CROTONE Gli agenti della Questura di Crotone hanno tratto in arresto un uomo accusato di maltrattamenti in famiglia, lesioni personali, violenza sessuale e sequestro di persona nei confronti della moglie e del figlio minore.
La misura cautelare è stata emessa a seguito di una delicata vicenda che ha avuto inizio lo scorso 8 gennaio, quando la donna ha denunciato presso la Questura di Bergamo di subire, congiuntamente al figlio minore, sistematiche violenze, aggressioni e vessazioni da parte del marito.
A seguito della segnalazione, la sezione specializzata “Reati contro la persona” della squadra Mobile della Questura di Bergamo ha immediatamente attivato la procedura del “Codice rosso”, avviando prontamente le indagini e predisponendo le idonee misure a tutela della vittima collocandola in una struttura protetta per garantirle sicurezza ed assistenza.
I successivi approfondimenti investigativi condotti dalla squadra Mobile della Questura di Crotone, coordinati dalla task force di magistrati appartenenti alla Procura della Repubblica presso il Tribunale di Crotone, hanno consentito di ricostruire una serie di episodi di maltrattamenti, lesioni e violenze sessuali commessi dall'uomo nei confronti della moglie e del loro figlio minore, consistenti in aggressioni fisiche e continue vessazioni.

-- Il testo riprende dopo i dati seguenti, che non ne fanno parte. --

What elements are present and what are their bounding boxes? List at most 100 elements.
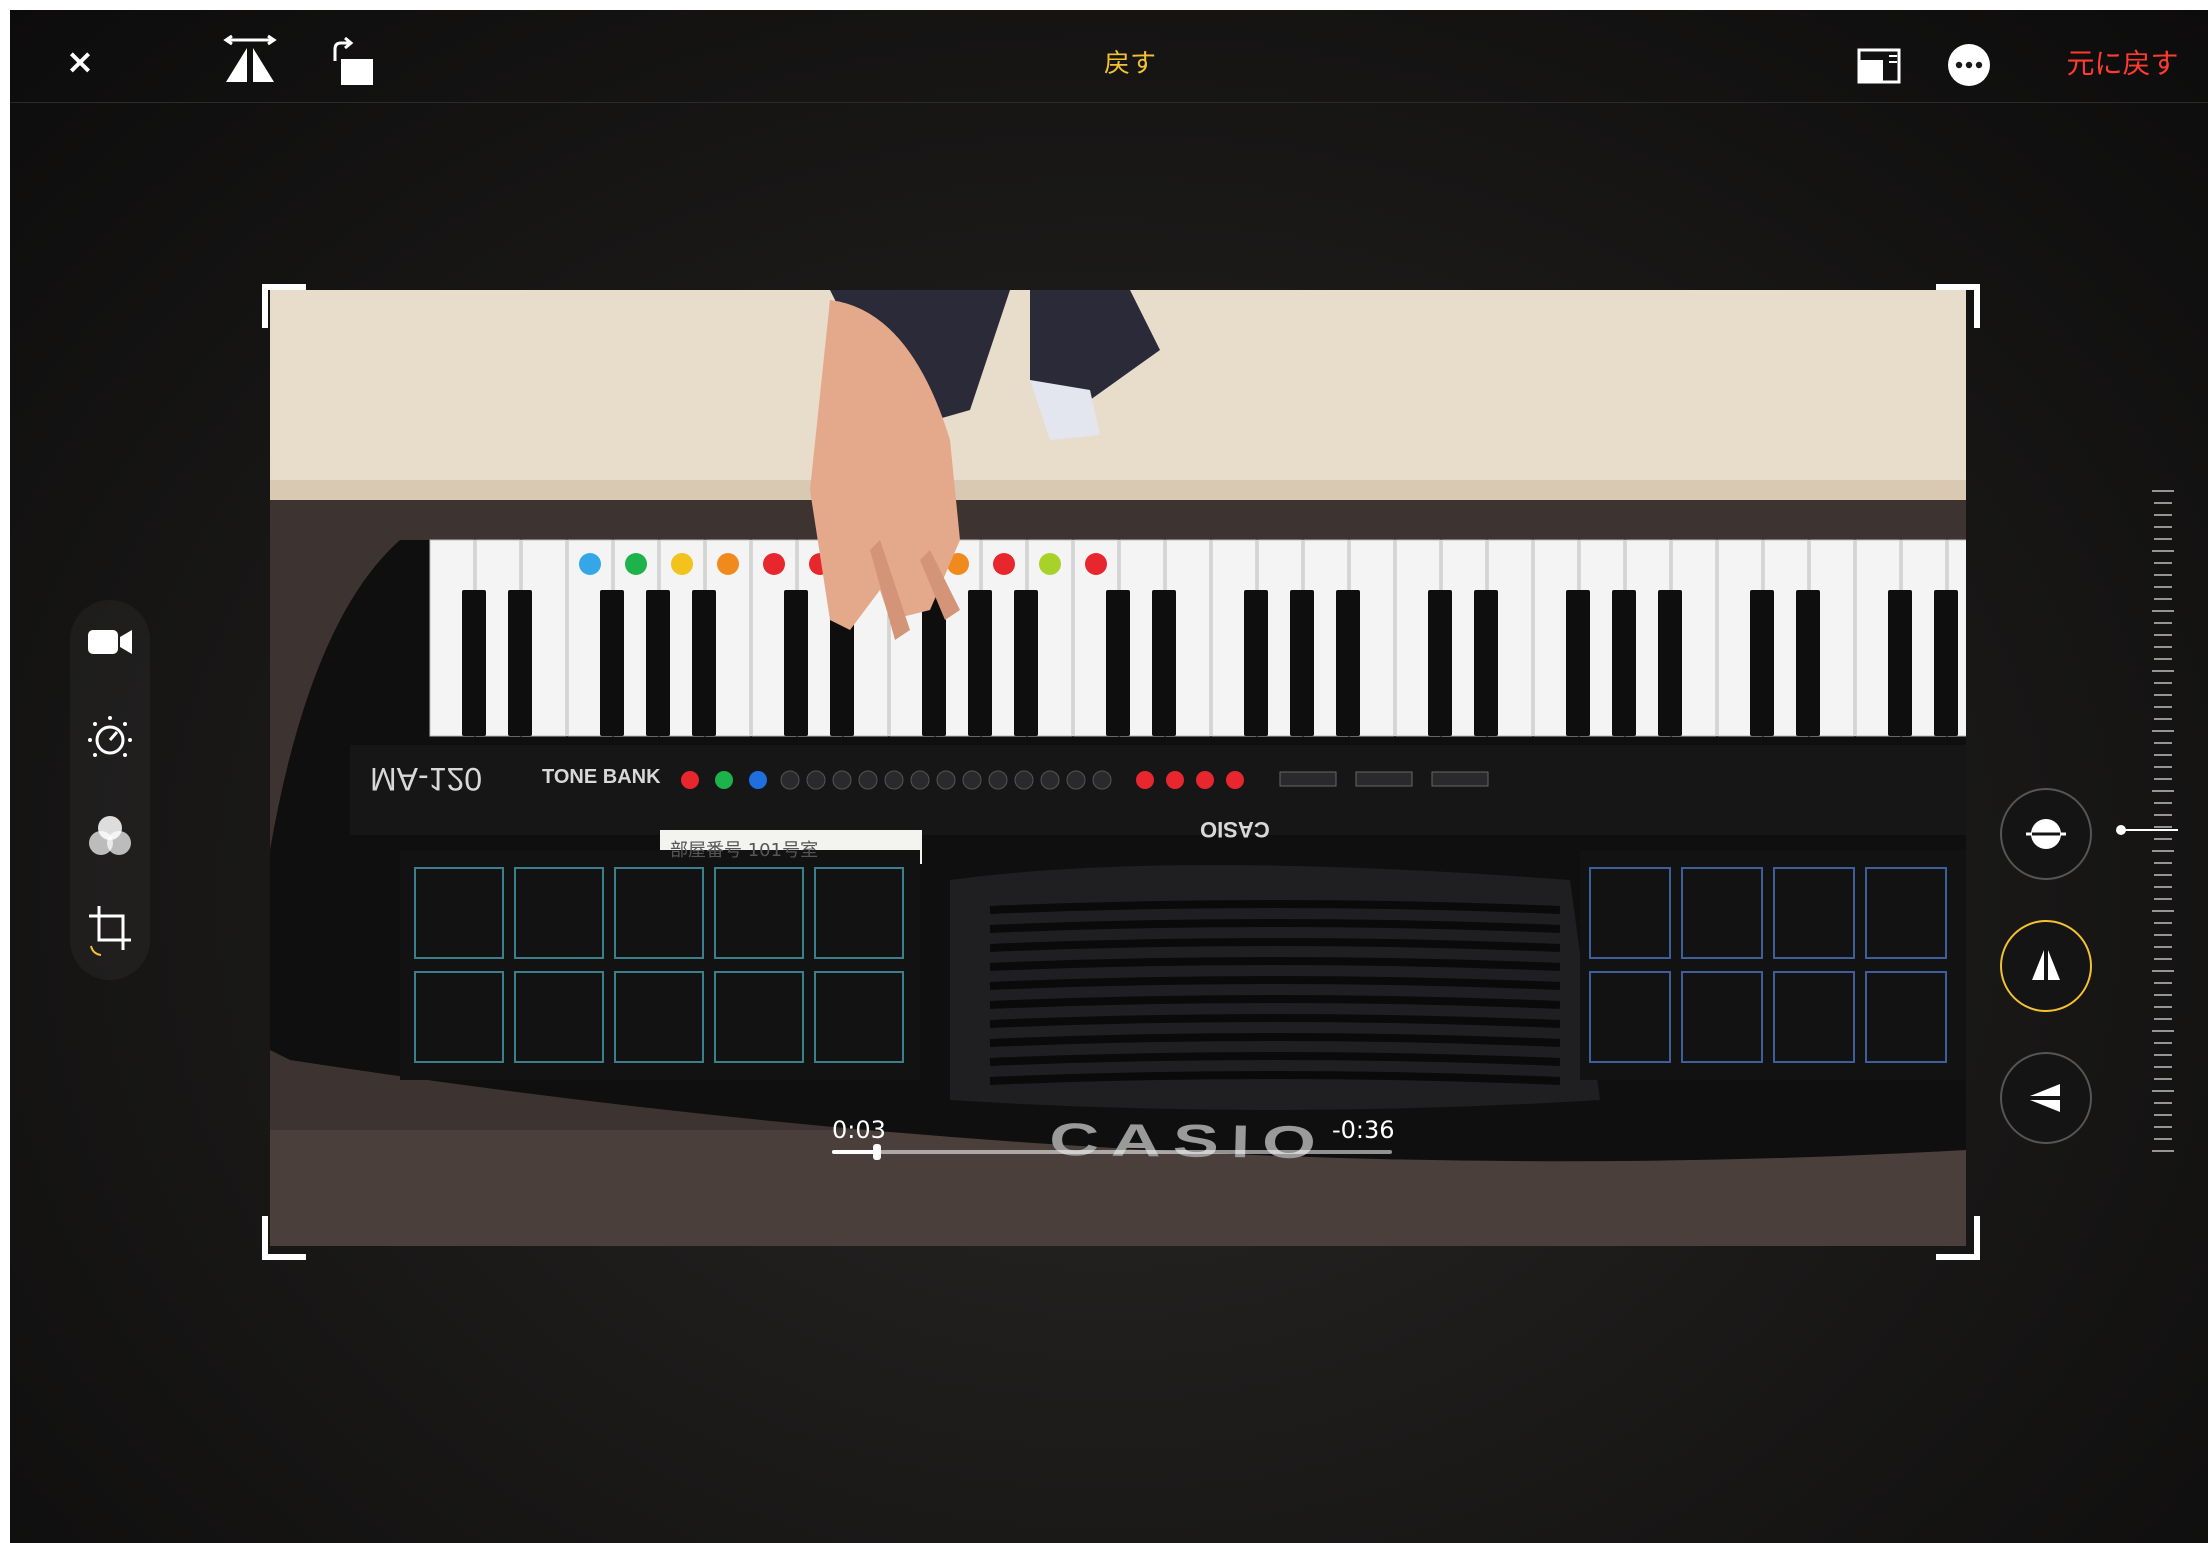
panel-button bbox=[806, 770, 826, 790]
key-sticker bbox=[671, 553, 693, 575]
angle-dial-tick bbox=[2154, 958, 2172, 960]
angle-dial-tick bbox=[2154, 898, 2172, 900]
panel-button bbox=[858, 770, 878, 790]
keyboard-video-image bbox=[270, 290, 1966, 1246]
angle-dial-tick bbox=[2154, 874, 2172, 876]
editor-title: 戻す bbox=[1103, 48, 1156, 79]
keyboard-model: MA-120 bbox=[370, 761, 483, 797]
key-sticker bbox=[993, 553, 1015, 575]
black-key bbox=[1658, 590, 1682, 736]
rotate-button[interactable] bbox=[320, 32, 386, 94]
angle-dial-tick bbox=[2154, 814, 2172, 816]
flip-horizontal-icon bbox=[223, 34, 277, 82]
angle-dial-tick bbox=[2154, 562, 2172, 564]
tool-rail bbox=[70, 600, 150, 980]
key-sticker bbox=[625, 553, 647, 575]
crop-tool-button[interactable] bbox=[80, 900, 140, 960]
angle-dial-tick bbox=[2152, 970, 2174, 972]
crop-handle-top-right[interactable] bbox=[1936, 284, 1980, 328]
keyboard-label-card: 部屋番号 101号室 bbox=[670, 840, 819, 861]
more-icon bbox=[1948, 44, 1990, 86]
panel-button bbox=[962, 770, 982, 790]
angle-dial-tick bbox=[2154, 718, 2172, 720]
angle-dial-tick bbox=[2154, 802, 2172, 804]
black-key bbox=[1750, 590, 1774, 736]
key-sticker bbox=[717, 553, 739, 575]
angle-dial-tick bbox=[2154, 922, 2172, 924]
panel-button bbox=[780, 770, 800, 790]
black-key bbox=[1244, 590, 1268, 736]
adjust-dial-icon bbox=[88, 716, 132, 757]
scrubber-handle[interactable] bbox=[872, 1144, 881, 1160]
black-key bbox=[784, 590, 808, 736]
black-key bbox=[1428, 590, 1452, 736]
angle-dial-tick bbox=[2154, 1066, 2172, 1068]
time-remaining: -0:36 bbox=[1332, 1116, 1395, 1144]
aspect-ratio-button[interactable] bbox=[1840, 38, 1920, 94]
angle-dial-tick bbox=[2154, 1006, 2172, 1008]
angle-dial-tick bbox=[2152, 790, 2174, 792]
angle-dial-tick bbox=[2154, 538, 2172, 540]
vertical-perspective-icon bbox=[2032, 950, 2060, 980]
angle-dial-tick bbox=[2152, 1150, 2174, 1152]
panel-slider bbox=[1431, 771, 1489, 787]
angle-dial-tick bbox=[2154, 1054, 2172, 1056]
black-key bbox=[1014, 590, 1038, 736]
revert-button[interactable]: 元に戻す bbox=[2055, 36, 2190, 88]
close-button[interactable]: × bbox=[50, 32, 110, 92]
crop-handle-bottom-right[interactable] bbox=[1936, 1216, 1980, 1260]
video-frame[interactable]: CASIO CASIO MA-120 TONE BANK 部屋番号 101号室 bbox=[270, 290, 1966, 1246]
filters-tool-button[interactable] bbox=[80, 806, 140, 866]
panel-button bbox=[1092, 770, 1112, 790]
angle-dial-tick bbox=[2154, 1114, 2172, 1116]
adjust-tool-button[interactable] bbox=[80, 708, 140, 768]
panel-button bbox=[1136, 771, 1154, 789]
angle-dial-tick bbox=[2154, 706, 2172, 708]
angle-dial-tick bbox=[2154, 778, 2172, 780]
vertical-perspective-button[interactable] bbox=[2000, 920, 2092, 1012]
angle-dial-tick bbox=[2154, 886, 2172, 888]
key-sticker bbox=[1085, 553, 1107, 575]
black-key bbox=[1152, 590, 1176, 736]
angle-dial-tick bbox=[2154, 1018, 2172, 1020]
panel-button bbox=[988, 770, 1008, 790]
panel-button bbox=[1066, 770, 1086, 790]
angle-dial-tick bbox=[2152, 490, 2174, 492]
key-sticker bbox=[1039, 553, 1061, 575]
angle-dial[interactable] bbox=[2116, 490, 2180, 1170]
panel-button bbox=[1166, 771, 1184, 789]
angle-dial-tick bbox=[2154, 526, 2172, 528]
angle-dial-tick bbox=[2154, 598, 2172, 600]
black-key bbox=[1888, 590, 1912, 736]
angle-dial-pointer bbox=[2122, 829, 2178, 831]
panel-button bbox=[832, 770, 852, 790]
straighten-button[interactable] bbox=[2000, 788, 2092, 880]
crop-rotate-icon bbox=[89, 906, 131, 956]
angle-dial-tick bbox=[2154, 862, 2172, 864]
more-button[interactable] bbox=[1938, 34, 2000, 96]
crop-handle-bottom-left[interactable] bbox=[262, 1216, 306, 1260]
angle-dial-tick bbox=[2154, 994, 2172, 996]
video-tool-button[interactable] bbox=[80, 612, 140, 672]
angle-dial-tick bbox=[2154, 838, 2172, 840]
time-elapsed: 0:03 bbox=[832, 1116, 886, 1144]
keyboard-series: TONE BANK bbox=[542, 766, 661, 788]
panel-button bbox=[910, 770, 930, 790]
angle-dial-tick bbox=[2154, 1102, 2172, 1104]
black-key bbox=[968, 590, 992, 736]
flip-button[interactable] bbox=[215, 30, 285, 90]
crop-handle-top-left[interactable] bbox=[262, 284, 306, 328]
angle-dial-tick bbox=[2154, 946, 2172, 948]
key-sticker bbox=[763, 553, 785, 575]
angle-dial-tick bbox=[2154, 742, 2172, 744]
panel-button bbox=[681, 771, 699, 789]
panel-button bbox=[884, 770, 904, 790]
video-scrubber[interactable] bbox=[832, 1144, 1392, 1160]
angle-dial-tick bbox=[2152, 550, 2174, 552]
angle-dial-tick bbox=[2152, 610, 2174, 612]
black-key bbox=[1934, 590, 1958, 736]
panel-button bbox=[715, 771, 733, 789]
angle-dial-tick bbox=[2154, 826, 2172, 828]
angle-dial-tick bbox=[2154, 502, 2172, 504]
horizontal-perspective-button[interactable] bbox=[2000, 1052, 2092, 1144]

Le dichiarazioni della persona offesa e gli altri esiti dell’attività investigativa, trattati dalla Procura della Repubblica di Crotone guidata dal procuratore Domenico Guarascio, sono così confluiti in una richiesta di misura cautelare che è stata accolta dal gip del Tribunale di Crotone che ha disposto la custodia cautelare in carcere, eseguita immediatamente dagli uomini della locale Squadra Mobile che hanno individuato l’uomo e l’hanno tradotto presso la casa circondariale.
«Il provvedimento odierno - scrive la Questura pitagorica in una nota - si inquadra nell’ambito di una strategia posta in essere dal questore della Provincia di Crotone, Renato Panvino, e testimonia l’attenzione costante e la determinazione con cui gli uomini e le donne della Polizia di Stato affrontano ogni giorno i reati rientranti nel novero del “Codice rosso” e rappresenta il segno tangibile di un impegno profondo e instancabile per la tutela di ogni forma di violenza domestica e di genere. La Polizia di Stato invita i cittadini ad utilizzare l’App “Youpol” che permette di inviare segnalazioni, anche anonime, per comunicare episodi di maltrattamento, violenze di genere, bullismo e revenge porn».